By Karl Terry, PNT Managing Editor
A half-hour before daylight Saturday on the prairie west of Milnesand, eight people waited in bleary-eyed anticipation for a look at the first lesser prairie chicken of the day.
“I think they’re still asleep,” one voice from the darkened passenger van spoke up.
A few minutes later a cackle could be heard outside the van signaling the arrival of the birds.
“It sounds like they’re laughing,” Sylvia Tazbir of Albuquerque whispered.
As the day dawned on the area where the van was parked on an abandoned oil and gas well pad, male prairie chickens began their mating dance on all sides of the van. Lifting tufts of feathers along the back of their necks that looked like ears and filling bright orange sacks with air, the birds stamped their feet and filled the air with an eery call.
“Our hope is after people see these prairie chickens, they’ll be invested in conserving their future,” said Kevin Holladay of the New Mexico Department of Game and Fish. “Ultimately, that means we have to take care of the larger habitat and community.”
Holladay, who works in Santa Fe, was guiding visitors to the seventh annual High Plains Prairie Chicken Festival, an event sponsored by NMDGF, the Nature Conservancy, protection agency Grasslans and the people of the Milnesand community.
He said that one of the big problems facing lesser prairie chickens is that their populations, though spread out over five states, are isolated and there is no genetic flow among the groups. That, along with an alarming drop in their numbers several years ago, has made the lesser prairie chicken eligible to be listed as an endangered species, but so far that hasn’t happened.

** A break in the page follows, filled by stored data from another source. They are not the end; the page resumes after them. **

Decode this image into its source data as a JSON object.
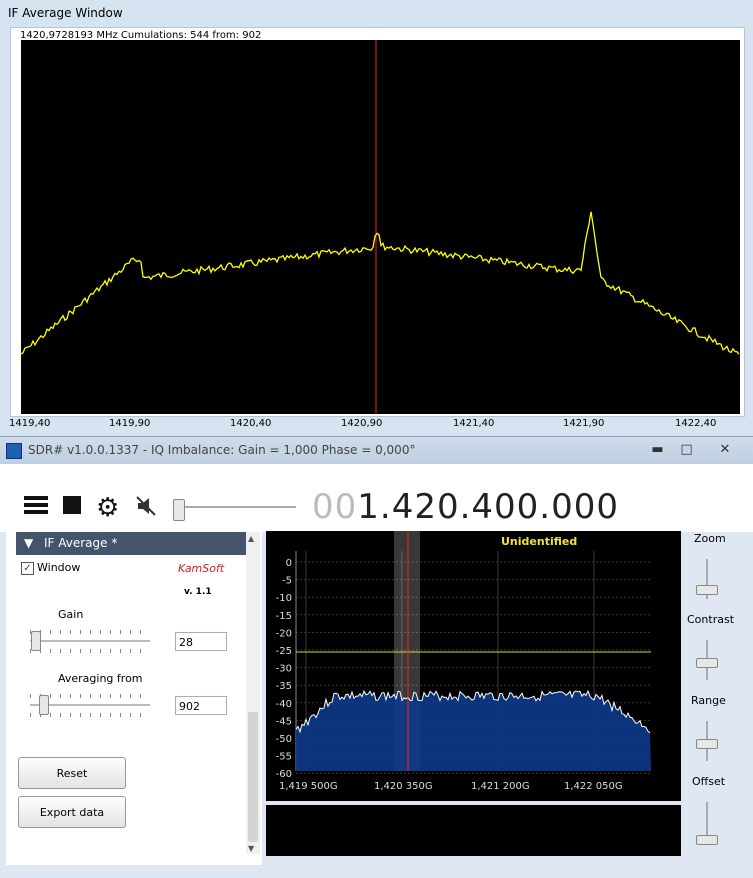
{
  "top_window": {
    "title": "IF Average Window",
    "info": "1420,9728193 MHz    Cumulations: 544 from: 902",
    "x_ticks": [
      "1419,40",
      "1419,90",
      "1420,40",
      "1420,90",
      "1421,40",
      "1421,90",
      "1422,40"
    ]
  },
  "main_window": {
    "title": "SDR# v1.0.0.1337 - IQ Imbalance: Gain = 1,000 Phase = 0,000°",
    "buttons": {
      "minimize": "▬",
      "maximize": "□",
      "close": "✕"
    }
  },
  "toolbar": {
    "frequency_dim": "00",
    "frequency": "1.420.400.000"
  },
  "if_panel": {
    "header": "IF Average *",
    "window_label": "Window",
    "window_checked": "✓",
    "brand": "KamSoft",
    "version": "v. 1.1",
    "gain_label": "Gain",
    "gain_value": "28",
    "averaging_label": "Averaging from",
    "averaging_value": "902",
    "reset_label": "Reset",
    "export_label": "Export data"
  },
  "spectrum": {
    "station": "Unidentified",
    "y_ticks": [
      "0",
      "-5",
      "-10",
      "-15",
      "-20",
      "-25",
      "-30",
      "-35",
      "-40",
      "-45",
      "-50",
      "-55",
      "-60"
    ],
    "x_ticks": [
      "1,419 500G",
      "1,420 350G",
      "1,421 200G",
      "1,422 050G"
    ]
  },
  "right_controls": {
    "zoom": "Zoom",
    "contrast": "Contrast",
    "range": "Range",
    "offset": "Offset"
  },
  "colors": {
    "trace": "#ffff00",
    "marker": "#ff2020",
    "spectrum_fill": "#0d3a8a"
  }
}
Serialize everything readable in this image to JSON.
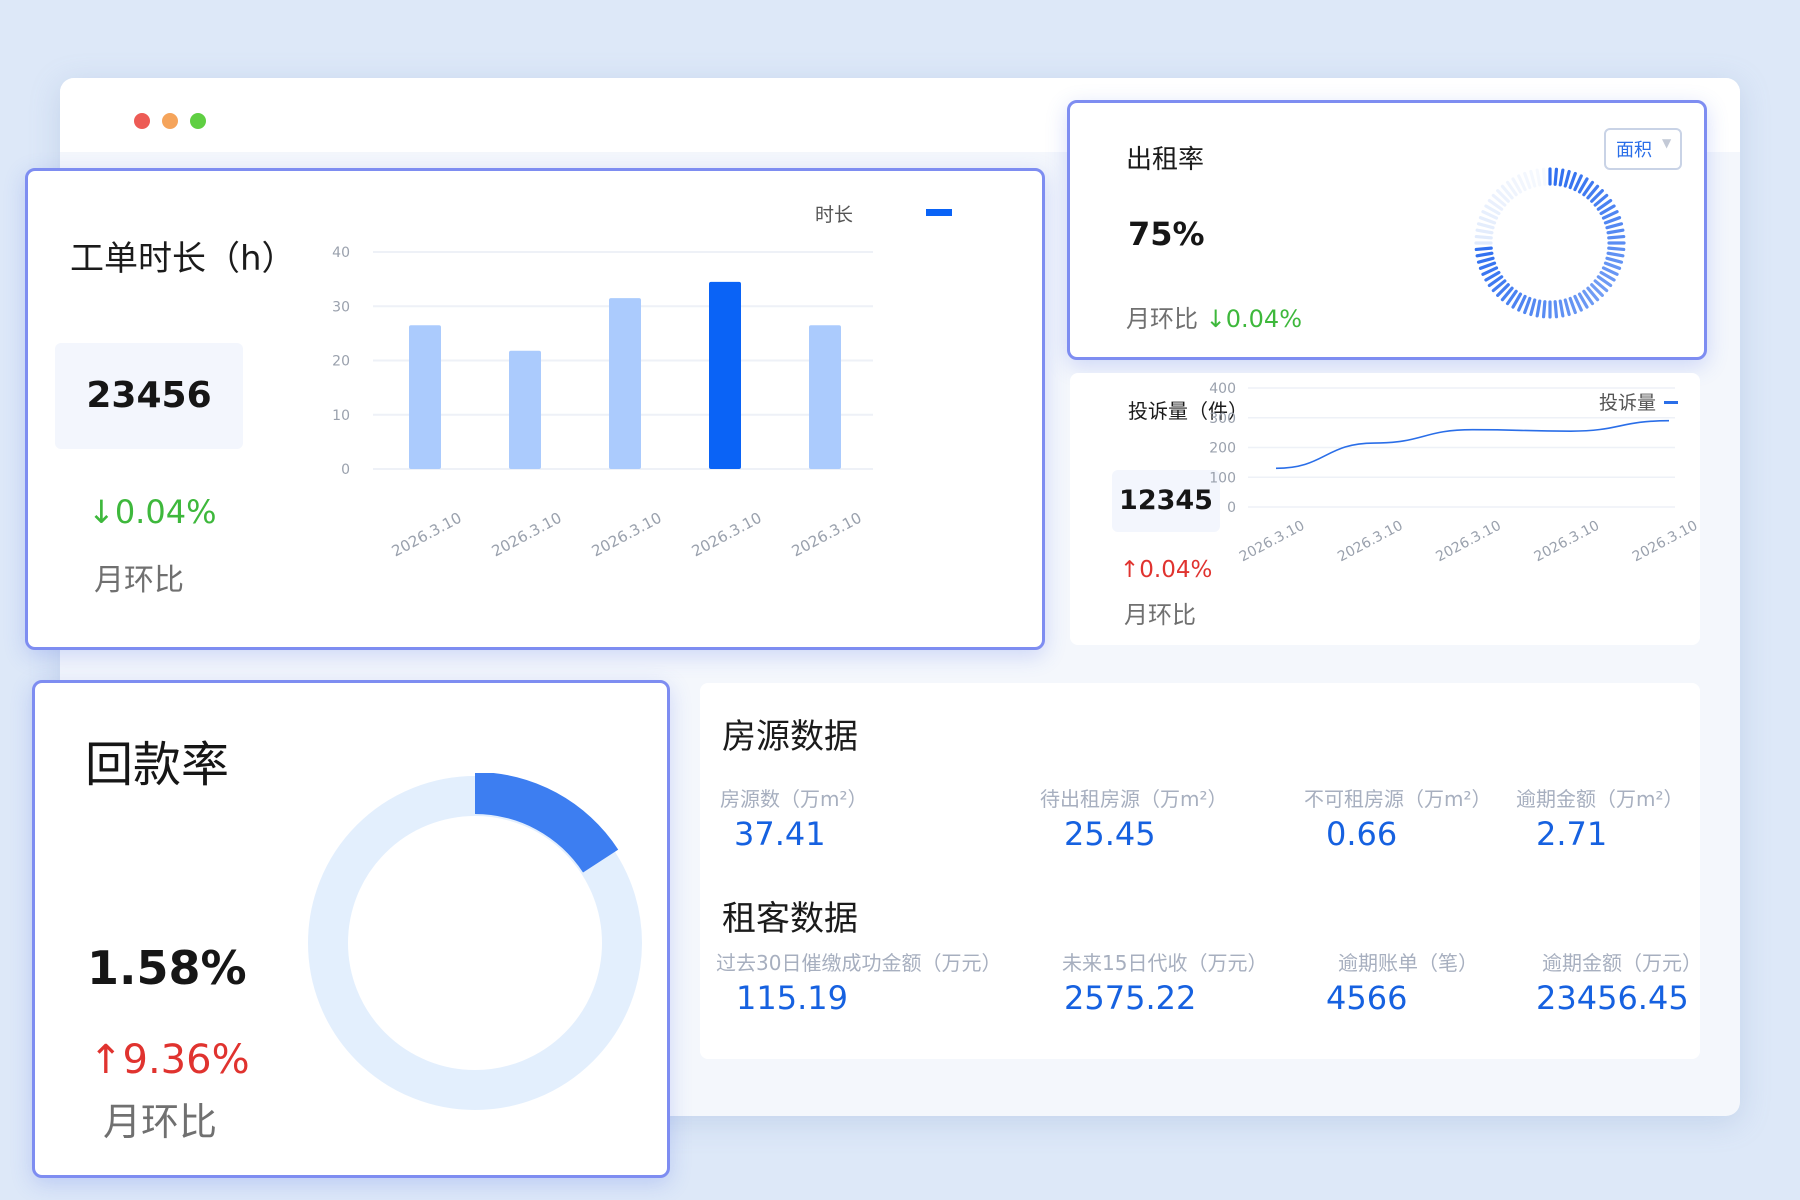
{
  "window": {
    "controls": [
      "close-dot",
      "minimize-dot",
      "maximize-dot"
    ],
    "control_colors": [
      "#ed5b55",
      "#f5a45b",
      "#5fcf42"
    ]
  },
  "work_order": {
    "title": "工单时长（h）",
    "total": "23456",
    "change": "0.04%",
    "change_arrow": "↓",
    "change_label": "月环比",
    "legend_label": "时长",
    "chart_data": {
      "type": "bar",
      "title": "工单时长（h）",
      "categories": [
        "2026.3.10",
        "2026.3.10",
        "2026.3.10",
        "2026.3.10",
        "2026.3.10"
      ],
      "values": [
        26.5,
        21.8,
        31.5,
        34.5,
        26.5
      ],
      "highlight_index": 3,
      "ylim": [
        0,
        40
      ],
      "yticks": [
        "0",
        "10",
        "20",
        "30",
        "40"
      ],
      "colors": {
        "normal": "#abcbfd",
        "highlight": "#0a63f6"
      },
      "legend": "top-right"
    }
  },
  "occupancy": {
    "title": "出租率",
    "value": "75%",
    "change_label": "月环比",
    "change_arrow": "↓",
    "change": "0.04%",
    "select_label": "面积",
    "gauge_fraction": 0.75
  },
  "complaints": {
    "title": "投诉量（件）",
    "total": "12345",
    "change_arrow": "↑",
    "change": "0.04%",
    "change_label": "月环比",
    "legend_label": "投诉量",
    "chart_data": {
      "type": "line",
      "title": "投诉量（件）",
      "x": [
        "2026.3.10",
        "2026.3.10",
        "2026.3.10",
        "2026.3.10",
        "2026.3.10"
      ],
      "series": [
        {
          "name": "投诉量",
          "values": [
            130,
            215,
            260,
            255,
            290
          ]
        }
      ],
      "ylim": [
        0,
        400
      ],
      "yticks": [
        "0",
        "100",
        "200",
        "300",
        "400"
      ],
      "color": "#2a6ee8",
      "legend": "top-right"
    }
  },
  "collection": {
    "title": "回款率",
    "value": "1.58%",
    "change_arrow": "↑",
    "change": "9.36%",
    "change_label": "月环比",
    "donut_fraction": 0.158,
    "colors": {
      "track": "#e3effd",
      "fill": "#3d7ef1"
    }
  },
  "property": {
    "title": "房源数据",
    "items": [
      {
        "label": "房源数（万m²）",
        "value": "37.41"
      },
      {
        "label": "待出租房源（万m²）",
        "value": "25.45"
      },
      {
        "label": "不可租房源（万m²）",
        "value": "0.66"
      },
      {
        "label": "逾期金额（万m²）",
        "value": "2.71"
      }
    ]
  },
  "tenant": {
    "title": "租客数据",
    "items": [
      {
        "label": "过去30日催缴成功金额（万元）",
        "value": "115.19"
      },
      {
        "label": "未来15日代收（万元）",
        "value": "2575.22"
      },
      {
        "label": "逾期账单（笔）",
        "value": "4566"
      },
      {
        "label": "逾期金额（万元）",
        "value": "23456.45"
      }
    ]
  }
}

Tish McDaniel of the Nature Conservancy says the festival accepts just 100 reservations each year, and each year it is sold out. She says every group that has gone out has seen prairie chickens. A variety of other activities are planned during the festival weekend, but it’s the chickens that people come to see.
“The first morning people are very apprehensive; they’re kind of nervous; they’re not sure what’s going to happen,” McDaniel said. “The minute you get them out there and they see birds, that stress level is gone.”